Early disease prediction in the medical field is crucial for improving prognosis and resource allocation. Traditional assessment relies on doctors' experience and manual analysis, which is time-consuming and prone to subjective influences. As a leading cause of death globally, early risk identification for heart disease is particularly critical. This project uses machine learning to achieve automated and precise risk assessment, providing a time window for preventive interventions.

## System Architecture and Technology Stack

The project adopts a complete data science workflow, with a technology stack including: data processing (Pandas, NumPy), model training (Scikit-learn, XGBoost), front-end interaction (Streamlit), visualization (Matplotlib, Seaborn), and model persistence (Joblib). The Streamlit framework supports quickly converting models into interactive web applications.

## Core Algorithms and Model Performance

Three algorithms—Logistic Regression, Random Forest, and XGBoost—are compared. Test set results show that Random Forest and XGBoost have an accuracy rate of approximately 98.5%, significantly better than Logistic Regression's 79%. Tree-based ensemble models are more suitable for capturing non-linear relationships between features; XGBoost has advantages in training speed and memory usage, while Random Forest is slightly more interpretable.

## Input Features and Risk Classification

The input includes 13 clinical parameters (age, gender, chest pain type, resting blood pressure, cholesterol level, fasting blood glucose, etc.), selected based on medical knowledge. The output is divided into three risk levels: low (green), medium (orange), and high (red), and a probability score is provided to show prediction confidence.

## Interpretability and Clinical Application Value

The model enhances transparency through feature importance analysis. Chest pain type, maximum heart rate, and number of colored vessels are the most influential features, which align with medical common sense. Plans are in place to integrate SHAP value calculation to provide individualized explanations, helping doctors understand the reasons behind predictions and supporting human-machine collaborative decision-making.

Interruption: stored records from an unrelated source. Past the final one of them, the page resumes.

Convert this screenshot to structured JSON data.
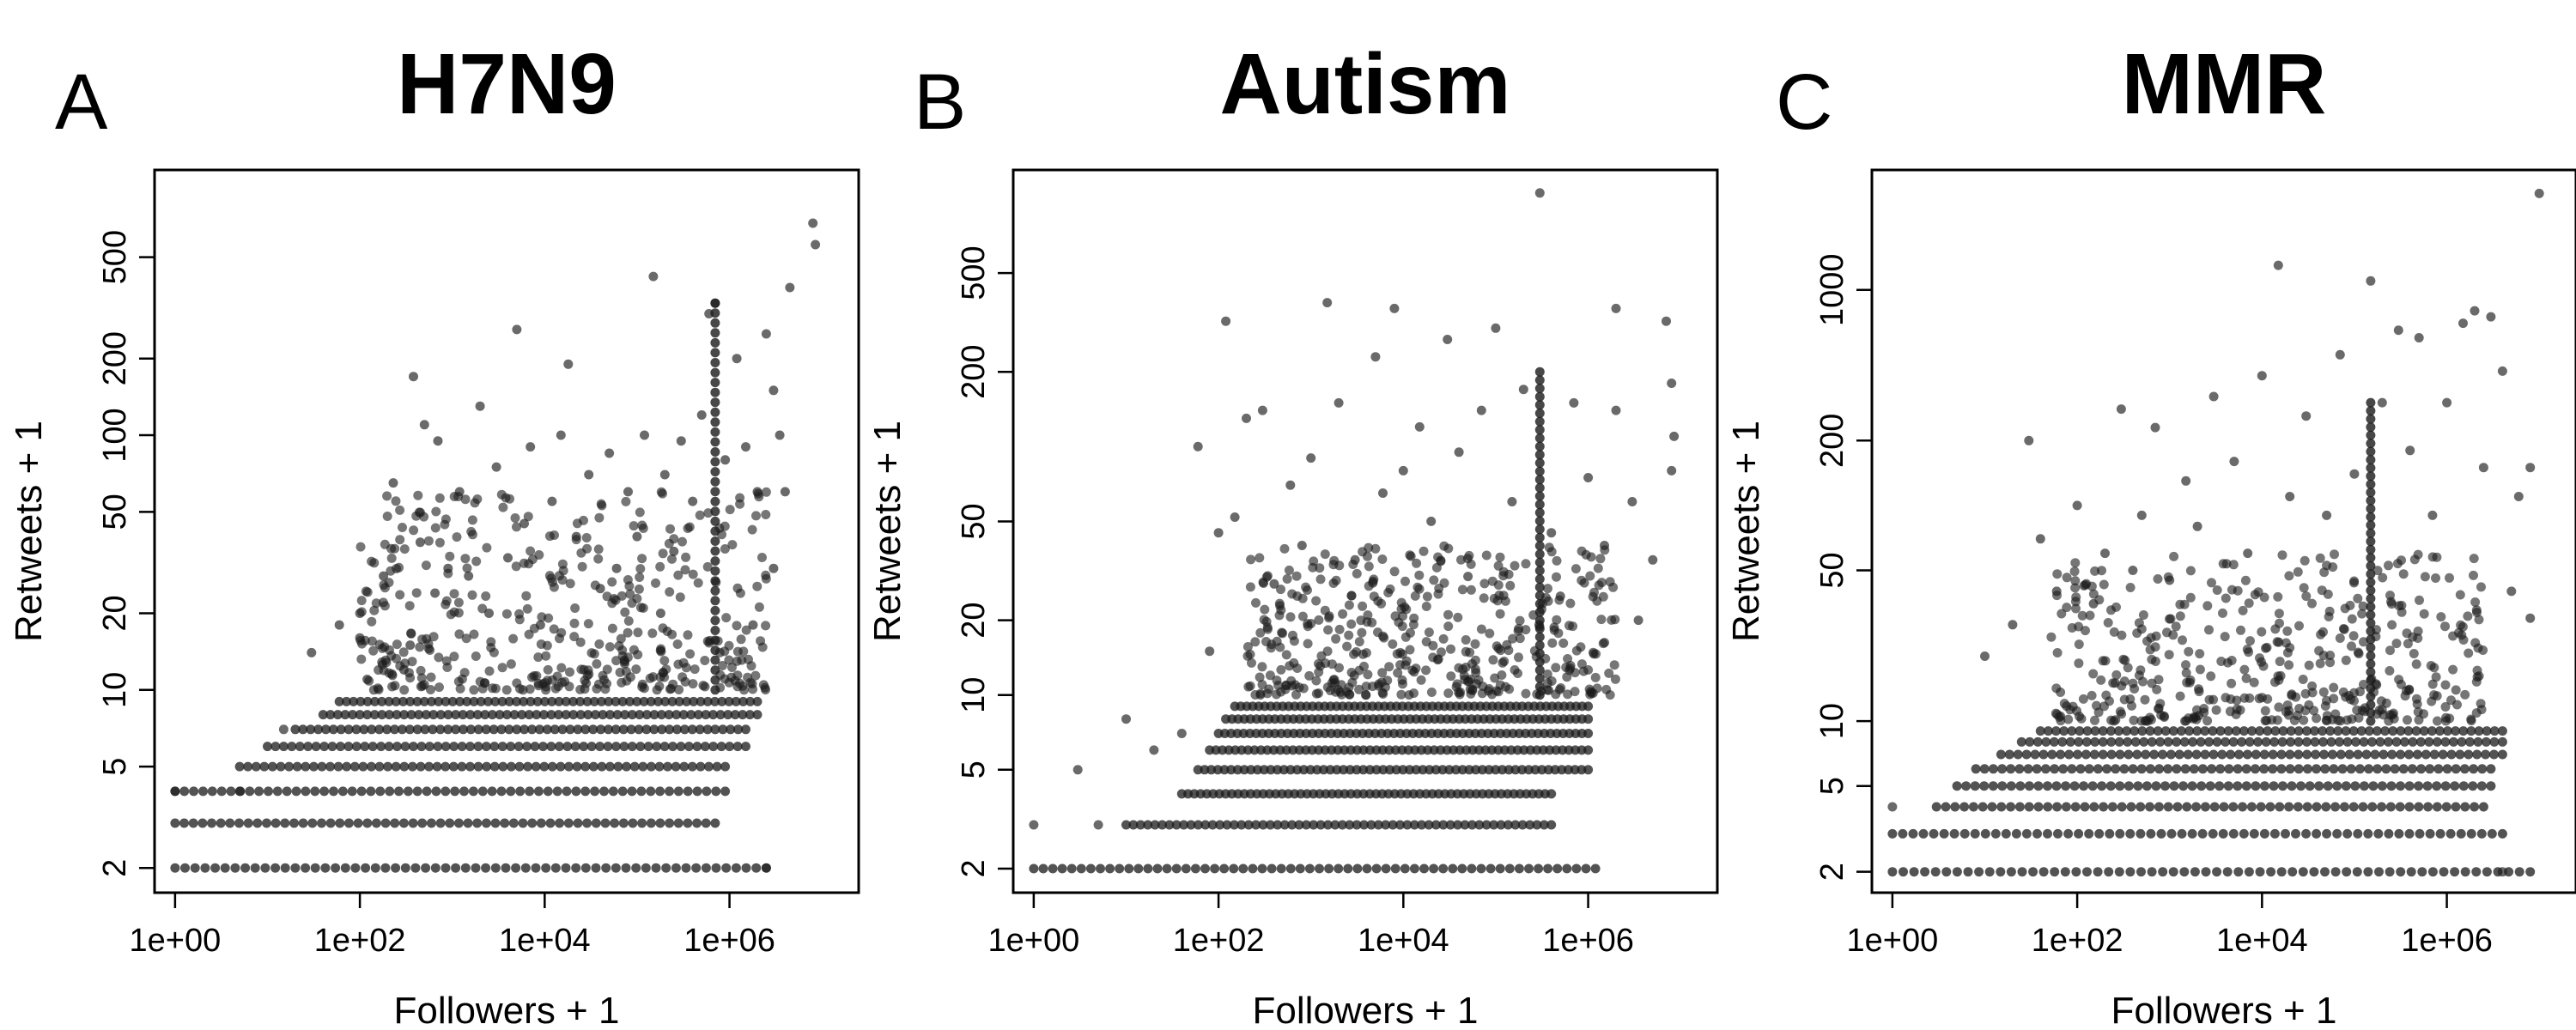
{
  "chart_data": [
    {
      "type": "scatter",
      "panel_label": "A",
      "title": "H7N9",
      "xlabel": "Followers + 1",
      "ylabel": "Retweets + 1",
      "x_scale": "log10",
      "y_scale": "log10",
      "xlim": [
        0.6,
        25000000
      ],
      "ylim": [
        1.6,
        1100
      ],
      "x_ticks": [
        {
          "value": 1,
          "label": "1e+00"
        },
        {
          "value": 100,
          "label": "1e+02"
        },
        {
          "value": 10000,
          "label": "1e+04"
        },
        {
          "value": 1000000,
          "label": "1e+06"
        }
      ],
      "y_ticks": [
        {
          "value": 2,
          "label": "2"
        },
        {
          "value": 5,
          "label": "5"
        },
        {
          "value": 10,
          "label": "10"
        },
        {
          "value": 20,
          "label": "20"
        },
        {
          "value": 50,
          "label": "50"
        },
        {
          "value": 100,
          "label": "100"
        },
        {
          "value": 200,
          "label": "200"
        },
        {
          "value": 500,
          "label": "500"
        }
      ],
      "grid": false,
      "legend": "none",
      "point_color": "#1a1a1a",
      "band_rows": [
        {
          "retweets_plus_1": 2,
          "followers_range": [
            1,
            2500000
          ]
        },
        {
          "retweets_plus_1": 3,
          "followers_range": [
            1,
            700000
          ]
        },
        {
          "retweets_plus_1": 4,
          "followers_range": [
            1,
            900000
          ]
        },
        {
          "retweets_plus_1": 5,
          "followers_range": [
            5,
            900000
          ]
        },
        {
          "retweets_plus_1": 6,
          "followers_range": [
            10,
            1500000
          ]
        },
        {
          "retweets_plus_1": 7,
          "followers_range": [
            20,
            1500000
          ]
        },
        {
          "retweets_plus_1": 8,
          "followers_range": [
            40,
            2000000
          ]
        },
        {
          "retweets_plus_1": 9,
          "followers_range": [
            60,
            2000000
          ]
        }
      ],
      "dense_region": {
        "followers_range": [
          100,
          2500000
        ],
        "retweets_range": [
          10,
          60
        ]
      },
      "tall_column": {
        "followers_plus_1": 700000,
        "retweets_range": [
          10,
          330
        ]
      },
      "points": [
        [
          1,
          4
        ],
        [
          5,
          4
        ],
        [
          15,
          7
        ],
        [
          30,
          14
        ],
        [
          60,
          18
        ],
        [
          100,
          20
        ],
        [
          100,
          16
        ],
        [
          120,
          11
        ],
        [
          180,
          28
        ],
        [
          230,
          65
        ],
        [
          300,
          12
        ],
        [
          350,
          15
        ],
        [
          380,
          170
        ],
        [
          450,
          38
        ],
        [
          500,
          110
        ],
        [
          650,
          24
        ],
        [
          700,
          95
        ],
        [
          900,
          30
        ],
        [
          1200,
          60
        ],
        [
          1500,
          28
        ],
        [
          2000,
          130
        ],
        [
          2500,
          20
        ],
        [
          3000,
          75
        ],
        [
          4000,
          33
        ],
        [
          5000,
          260
        ],
        [
          6000,
          45
        ],
        [
          7000,
          90
        ],
        [
          9000,
          18
        ],
        [
          12000,
          55
        ],
        [
          15000,
          100
        ],
        [
          18000,
          190
        ],
        [
          22000,
          40
        ],
        [
          30000,
          70
        ],
        [
          40000,
          25
        ],
        [
          50000,
          85
        ],
        [
          60000,
          30
        ],
        [
          80000,
          60
        ],
        [
          100000,
          40
        ],
        [
          120000,
          100
        ],
        [
          150000,
          420
        ],
        [
          180000,
          20
        ],
        [
          200000,
          70
        ],
        [
          250000,
          35
        ],
        [
          300000,
          95
        ],
        [
          400000,
          55
        ],
        [
          500000,
          120
        ],
        [
          600000,
          300
        ],
        [
          700000,
          330
        ],
        [
          900000,
          80
        ],
        [
          1200000,
          200
        ],
        [
          1500000,
          90
        ],
        [
          2000000,
          60
        ],
        [
          2500000,
          250
        ],
        [
          3000000,
          150
        ],
        [
          3500000,
          100
        ],
        [
          4000000,
          60
        ],
        [
          4500000,
          380
        ],
        [
          8000000,
          680
        ],
        [
          8500000,
          560
        ],
        [
          2500000,
          2
        ],
        [
          3000000,
          30
        ],
        [
          1800000,
          18
        ]
      ]
    },
    {
      "type": "scatter",
      "panel_label": "B",
      "title": "Autism",
      "xlabel": "Followers + 1",
      "ylabel": "Retweets + 1",
      "x_scale": "log10",
      "y_scale": "log10",
      "xlim": [
        0.6,
        25000000
      ],
      "ylim": [
        1.6,
        1300
      ],
      "x_ticks": [
        {
          "value": 1,
          "label": "1e+00"
        },
        {
          "value": 100,
          "label": "1e+02"
        },
        {
          "value": 10000,
          "label": "1e+04"
        },
        {
          "value": 1000000,
          "label": "1e+06"
        }
      ],
      "y_ticks": [
        {
          "value": 2,
          "label": "2"
        },
        {
          "value": 5,
          "label": "5"
        },
        {
          "value": 10,
          "label": "10"
        },
        {
          "value": 20,
          "label": "20"
        },
        {
          "value": 50,
          "label": "50"
        },
        {
          "value": 200,
          "label": "200"
        },
        {
          "value": 500,
          "label": "500"
        }
      ],
      "grid": false,
      "legend": "none",
      "point_color": "#1a1a1a",
      "band_rows": [
        {
          "retweets_plus_1": 2,
          "followers_range": [
            1,
            1200000
          ]
        },
        {
          "retweets_plus_1": 3,
          "followers_range": [
            10,
            400000
          ]
        },
        {
          "retweets_plus_1": 4,
          "followers_range": [
            40,
            400000
          ]
        },
        {
          "retweets_plus_1": 5,
          "followers_range": [
            60,
            1000000
          ]
        },
        {
          "retweets_plus_1": 6,
          "followers_range": [
            80,
            1000000
          ]
        },
        {
          "retweets_plus_1": 7,
          "followers_range": [
            100,
            1000000
          ]
        },
        {
          "retweets_plus_1": 8,
          "followers_range": [
            120,
            1000000
          ]
        },
        {
          "retweets_plus_1": 9,
          "followers_range": [
            150,
            1000000
          ]
        }
      ],
      "dense_region": {
        "followers_range": [
          200,
          2000000
        ],
        "retweets_range": [
          10,
          40
        ]
      },
      "tall_column": {
        "followers_plus_1": 300000,
        "retweets_range": [
          10,
          200
        ]
      },
      "points": [
        [
          1,
          3
        ],
        [
          3,
          5
        ],
        [
          5,
          3
        ],
        [
          10,
          8
        ],
        [
          20,
          6
        ],
        [
          40,
          7
        ],
        [
          60,
          100
        ],
        [
          80,
          15
        ],
        [
          100,
          45
        ],
        [
          120,
          320
        ],
        [
          150,
          52
        ],
        [
          200,
          130
        ],
        [
          300,
          140
        ],
        [
          400,
          28
        ],
        [
          600,
          70
        ],
        [
          800,
          40
        ],
        [
          1000,
          90
        ],
        [
          1500,
          380
        ],
        [
          2000,
          150
        ],
        [
          3000,
          35
        ],
        [
          5000,
          230
        ],
        [
          6000,
          65
        ],
        [
          8000,
          360
        ],
        [
          10000,
          80
        ],
        [
          15000,
          120
        ],
        [
          20000,
          50
        ],
        [
          30000,
          270
        ],
        [
          40000,
          95
        ],
        [
          50000,
          30
        ],
        [
          70000,
          140
        ],
        [
          100000,
          300
        ],
        [
          150000,
          60
        ],
        [
          200000,
          170
        ],
        [
          300000,
          1050
        ],
        [
          400000,
          45
        ],
        [
          500000,
          25
        ],
        [
          700000,
          150
        ],
        [
          1000000,
          75
        ],
        [
          1500000,
          40
        ],
        [
          2000000,
          360
        ],
        [
          2000000,
          140
        ],
        [
          3000000,
          60
        ],
        [
          3500000,
          20
        ],
        [
          5000000,
          35
        ],
        [
          7000000,
          320
        ],
        [
          8000000,
          180
        ],
        [
          8500000,
          110
        ],
        [
          8000000,
          80
        ]
      ]
    },
    {
      "type": "scatter",
      "panel_label": "C",
      "title": "MMR",
      "xlabel": "Followers + 1",
      "ylabel": "Retweets + 1",
      "x_scale": "log10",
      "y_scale": "log10",
      "xlim": [
        0.6,
        25000000
      ],
      "ylim": [
        1.6,
        3600
      ],
      "x_ticks": [
        {
          "value": 1,
          "label": "1e+00"
        },
        {
          "value": 100,
          "label": "1e+02"
        },
        {
          "value": 10000,
          "label": "1e+04"
        },
        {
          "value": 1000000,
          "label": "1e+06"
        }
      ],
      "y_ticks": [
        {
          "value": 2,
          "label": "2"
        },
        {
          "value": 5,
          "label": "5"
        },
        {
          "value": 10,
          "label": "10"
        },
        {
          "value": 50,
          "label": "50"
        },
        {
          "value": 200,
          "label": "200"
        },
        {
          "value": 1000,
          "label": "1000"
        }
      ],
      "grid": false,
      "legend": "none",
      "point_color": "#1a1a1a",
      "band_rows": [
        {
          "retweets_plus_1": 2,
          "followers_range": [
            1,
            8000000
          ]
        },
        {
          "retweets_plus_1": 3,
          "followers_range": [
            1,
            4000000
          ]
        },
        {
          "retweets_plus_1": 4,
          "followers_range": [
            3,
            2500000
          ]
        },
        {
          "retweets_plus_1": 5,
          "followers_range": [
            5,
            3000000
          ]
        },
        {
          "retweets_plus_1": 6,
          "followers_range": [
            8,
            3000000
          ]
        },
        {
          "retweets_plus_1": 7,
          "followers_range": [
            15,
            4000000
          ]
        },
        {
          "retweets_plus_1": 8,
          "followers_range": [
            25,
            4000000
          ]
        },
        {
          "retweets_plus_1": 9,
          "followers_range": [
            40,
            4000000
          ]
        }
      ],
      "dense_region": {
        "followers_range": [
          50,
          2500000
        ],
        "retweets_range": [
          10,
          60
        ]
      },
      "tall_column": {
        "followers_plus_1": 150000,
        "retweets_range": [
          10,
          300
        ]
      },
      "points": [
        [
          1,
          4
        ],
        [
          10,
          20
        ],
        [
          20,
          28
        ],
        [
          30,
          200
        ],
        [
          40,
          70
        ],
        [
          60,
          40
        ],
        [
          100,
          100
        ],
        [
          150,
          35
        ],
        [
          200,
          60
        ],
        [
          300,
          280
        ],
        [
          400,
          50
        ],
        [
          500,
          90
        ],
        [
          700,
          230
        ],
        [
          1000,
          45
        ],
        [
          1500,
          130
        ],
        [
          2000,
          80
        ],
        [
          3000,
          320
        ],
        [
          5000,
          160
        ],
        [
          7000,
          60
        ],
        [
          10000,
          400
        ],
        [
          15000,
          1300
        ],
        [
          20000,
          110
        ],
        [
          30000,
          260
        ],
        [
          50000,
          90
        ],
        [
          70000,
          500
        ],
        [
          100000,
          140
        ],
        [
          150000,
          1100
        ],
        [
          200000,
          300
        ],
        [
          300000,
          650
        ],
        [
          400000,
          180
        ],
        [
          500000,
          600
        ],
        [
          700000,
          90
        ],
        [
          1000000,
          300
        ],
        [
          1500000,
          700
        ],
        [
          2000000,
          800
        ],
        [
          2500000,
          150
        ],
        [
          3000000,
          750
        ],
        [
          4000000,
          420
        ],
        [
          5000000,
          40
        ],
        [
          6000000,
          110
        ],
        [
          8000000,
          30
        ],
        [
          10000000,
          2800
        ],
        [
          8000000,
          150
        ],
        [
          4000000,
          2
        ]
      ]
    }
  ]
}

## Deployment Scenarios and Future Outlook

The project has been deployed to Streamlit Cloud, and users can access it via a browser. Application scenarios include community health centers, physical examination centers, etc. Future plans: integrate SHAP explanations, expand the dataset, add user authentication, migrate to AWS/Azure to support large-scale concurrency, and gradually evolve into a production-level medical auxiliary tool.